Many of the walls on the ground floor of this family home were knocked down to create an open plan space, and allowing the old, unique staircase to take centre stage.
Also noteworthy is the rustic wine cellar that is over 100 yeas old. This home is located in the small town of Vedbaek in Rudersdal, Denmark.
Vedbaek House by NORM Architects:
“The first thing we did was to tear down all the walls, only leaving the chimney, making the downstairs one big room. This gave space to the beautiful old stairs leading to the first floor. We then built some walls around the old chimney, making room for a hidden fridge and partly hiding the work area of the kitchen from the living area. In that way there is a connection between the kitchen and the other living areas, but you can still be a little messy without anybody noticing.
The worktop in Corian is stretched from one side of the room to the other. This visually makes the space seem larger than it is. The line is enhanced by the old wooden beam above the kitchen table, where we have placed a long continuous line of small light bulbs that provide the ideal working light. The spotlights in the ceiling, providing the additional light, are white and discrete on the outside and golden inside, giving a warm and luxurious light.
When entering the original house via the Japanese stepping stone you find yourself standing on a glass floor over the more than hundred year old wine cellar.

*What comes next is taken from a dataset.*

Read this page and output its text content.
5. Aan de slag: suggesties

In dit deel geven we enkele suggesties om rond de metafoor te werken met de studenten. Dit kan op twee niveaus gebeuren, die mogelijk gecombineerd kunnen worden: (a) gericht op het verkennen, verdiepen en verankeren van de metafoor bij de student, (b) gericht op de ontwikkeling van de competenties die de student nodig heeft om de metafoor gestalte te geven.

This was made to create a sense of vertical space in this house with low ceilings and for Peter to showcase his wine bottles. We have kept the cellar old and rustic and at night it sometimes reminds you of an archaeological site. The light coming from the cellar also works as a recessed lamp in the floor. The glass is fitted in a black iron frame with hydraulic pumps that make the very heavy door easy to use.
All the floors, walls and ceilings in the whole house are painted white to connect them visually regardless of their differences and to reflect the light and give the feel of a larger space.”